Apple is a Buy Here, and Again Here
Disclosure: Long for the Near-term
My preferred style of trading stocks is Swing Trades. You can think of Swing Trading as something between Day Trading and Trend Trading. It’s a medium term strategy, looking to hit your intended target price anywhere from a couple of days to a couple of weeks.
Swing Trading carries a bit more risk than Day trading because you hold positions overnight, and a good deal more attentiveness to market conditions than Trend Trading because of the shorter time frame that a position would mature. In all three of these disciplines, a certain level of market stability is necessary to be successful. Well right now there’s zero market stability. For all intents and purposes, the market has gone hyperbolic.
SO, what’s a Swing Trader, or any trader that wants a piece of Apple to do? Well, on two separate occasions over the past month or so, I have tried and failed to act on solid technical analysis to buy into an AAPL position. Which is really weird to say. Not because I failed twice, but because I only had two trading opportunities over that time period. In normal times I might have 5 to 10 opportunities to develop positions.
So I sat back and thought about it for a bit. One thing is for sure. Apple is at a price point that is so compelling, that trying to find an entry is meaningless. I figure to come out a huge winner over the next few months if I buy AAPL at any price between $75 and $85. And a very big winner between $85 and $95. That’s a $20 spread where I’m reasonably certain that Apple will pay handsomely in a few months time. This is assuming of course that we will have some form of a counter trend rally.
So, what I’m going to do is put Technical Analysis aside, for the most part, and start buying AAPL. I say for the most part because I need some sort of base line from which to develop a buying strategy. And my baseline is the assumption that Apple will find strong price support at the $74 level, and it is unlikely that it will drop below, and if it does, probably not for very long. Also, it’s my assumption that Apple will spend less time near $74 than it will around the $86 level. The $86 to $88 range seems to carry some significant sentiment with the market and represents historical price points where past battles were waged. So that range will provide support while the price lingers above, and fairly strong resistance if AAPL’s price drops below that range.
Buying Strategies
Ok. Now the next part of the strategy is to select positions based on risk. Let’s start with low risk positions and finish up with higher risk plays.

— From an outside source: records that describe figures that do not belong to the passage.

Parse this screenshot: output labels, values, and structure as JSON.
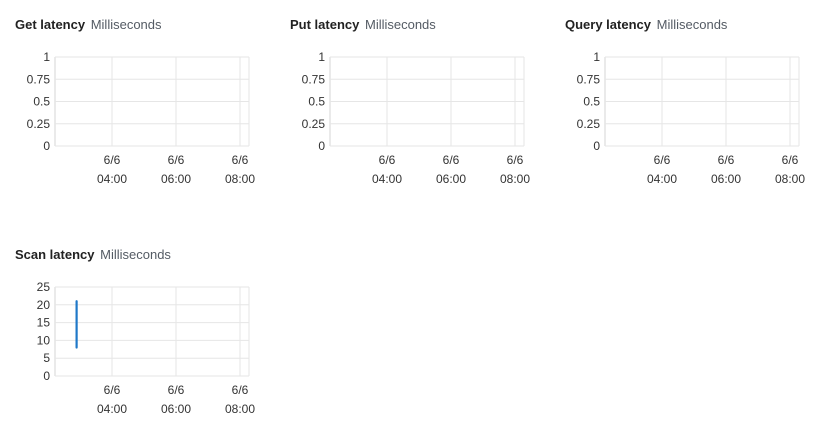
{
  "chart_data": [
    {
      "type": "line",
      "title": "Get latency",
      "unit": "Milliseconds",
      "y_ticks": [
        "1",
        "0.75",
        "0.5",
        "0.25",
        "0"
      ],
      "ylim": [
        0,
        1
      ],
      "x_ticks": [
        {
          "date": "6/6",
          "time": "04:00"
        },
        {
          "date": "6/6",
          "time": "06:00"
        },
        {
          "date": "6/6",
          "time": "08:00"
        }
      ],
      "grid": true,
      "series": []
    },
    {
      "type": "line",
      "title": "Put latency",
      "unit": "Milliseconds",
      "y_ticks": [
        "1",
        "0.75",
        "0.5",
        "0.25",
        "0"
      ],
      "ylim": [
        0,
        1
      ],
      "x_ticks": [
        {
          "date": "6/6",
          "time": "04:00"
        },
        {
          "date": "6/6",
          "time": "06:00"
        },
        {
          "date": "6/6",
          "time": "08:00"
        }
      ],
      "grid": true,
      "series": []
    },
    {
      "type": "line",
      "title": "Query latency",
      "unit": "Milliseconds",
      "y_ticks": [
        "1",
        "0.75",
        "0.5",
        "0.25",
        "0"
      ],
      "ylim": [
        0,
        1
      ],
      "x_ticks": [
        {
          "date": "6/6",
          "time": "04:00"
        },
        {
          "date": "6/6",
          "time": "06:00"
        },
        {
          "date": "6/6",
          "time": "08:00"
        }
      ],
      "grid": true,
      "series": []
    },
    {
      "type": "line",
      "title": "Scan latency",
      "unit": "Milliseconds",
      "y_ticks": [
        "25",
        "20",
        "15",
        "10",
        "5",
        "0"
      ],
      "ylim": [
        0,
        25
      ],
      "x_ticks": [
        {
          "date": "6/6",
          "time": "04:00"
        },
        {
          "date": "6/6",
          "time": "06:00"
        },
        {
          "date": "6/6",
          "time": "08:00"
        }
      ],
      "grid": true,
      "series": [
        {
          "color": "#1f78c8",
          "points": [
            {
              "x": "6/6 02:40",
              "y": 21
            },
            {
              "x": "6/6 02:40",
              "y": 8
            }
          ]
        }
      ]
    }
  ]
}
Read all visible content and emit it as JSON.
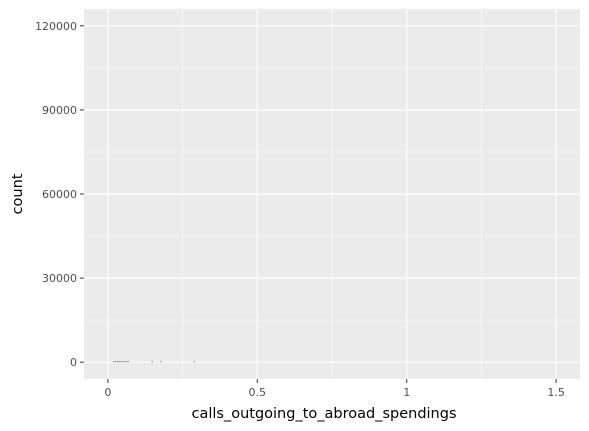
{
  "chart_data": {
    "type": "histogram",
    "xlabel": "calls_outgoing_to_abroad_spendings",
    "ylabel": "count",
    "xlim": [
      -0.08,
      1.58
    ],
    "ylim": [
      -6000,
      126000
    ],
    "x_ticks": [
      {
        "value": 0,
        "label": "0"
      },
      {
        "value": 0.5,
        "label": "0.5"
      },
      {
        "value": 1,
        "label": "1"
      },
      {
        "value": 1.5,
        "label": "1.5"
      }
    ],
    "y_ticks": [
      {
        "value": 0,
        "label": "0"
      },
      {
        "value": 30000,
        "label": "30000"
      },
      {
        "value": 60000,
        "label": "60000"
      },
      {
        "value": 90000,
        "label": "90000"
      },
      {
        "value": 120000,
        "label": "120000"
      }
    ],
    "bins": [
      {
        "x": 0.02,
        "count": 150
      },
      {
        "x": 0.026,
        "count": 120
      },
      {
        "x": 0.032,
        "count": 140
      },
      {
        "x": 0.038,
        "count": 110
      },
      {
        "x": 0.044,
        "count": 130
      },
      {
        "x": 0.05,
        "count": 100
      },
      {
        "x": 0.056,
        "count": 120
      },
      {
        "x": 0.062,
        "count": 90
      },
      {
        "x": 0.068,
        "count": 80
      },
      {
        "x": 0.148,
        "count": 260
      },
      {
        "x": 0.177,
        "count": 130
      },
      {
        "x": 0.289,
        "count": 110
      }
    ],
    "grid": true,
    "background": "#ebebeb",
    "gridline_color": "#ffffff",
    "bar_color": "#595959"
  }
}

If I believe there’s little chance that AAPL will break down below $74 then I’m going to take a bullish position with a Bull Put Spread, where I sell a put near the money, say at $75, and buy an out of the money put at $70. I would think that Oct 18 and Nov 21 contracts would both work well here. This would be a relatively low cost trade , as it minimizes margin requirements, and in fact it costs nothing as it’s a credit spread, meaning the premium from the writing of the naked put would be deposited into your account. All you have to do is wait for the option to expire and you keep the premium.
If AAPL plunges through the $86-$88 range in the near-term and indicators show oversold conditions, which may tell you the price won’t hang out at that level too long, then purchase cheap out of the money calls with near term expirations for a quick move out of that range and quick profits. If the prices decides to hang out and drift in the $74-$86 channel for a bit, then I would try and catch dips as close to $74 as possible and purchase various deep in the money calls with high deltas and near term expirations. This would ensure good price action. I would take quick profits from these calls, and roll the profits into cheap out of the money calls or leaps.
Alternatively to all these option strategies, I would just buy straight stock by scaling in. If you buy above the $86-$88 range, then protect your position with an ETF that shorts the market by 2x, like the SDS UltraShort S&P500 ProShares. If your AAPL shares drop in value ,he SDS will increase in value and offset the loss. If you hit support at the $74 level, then sell the ProShares and purchase more AAPL with the profits.
Sooner or later the market is going to experience a strong counter rally. And better to have cheap AAPL shares in hand than not.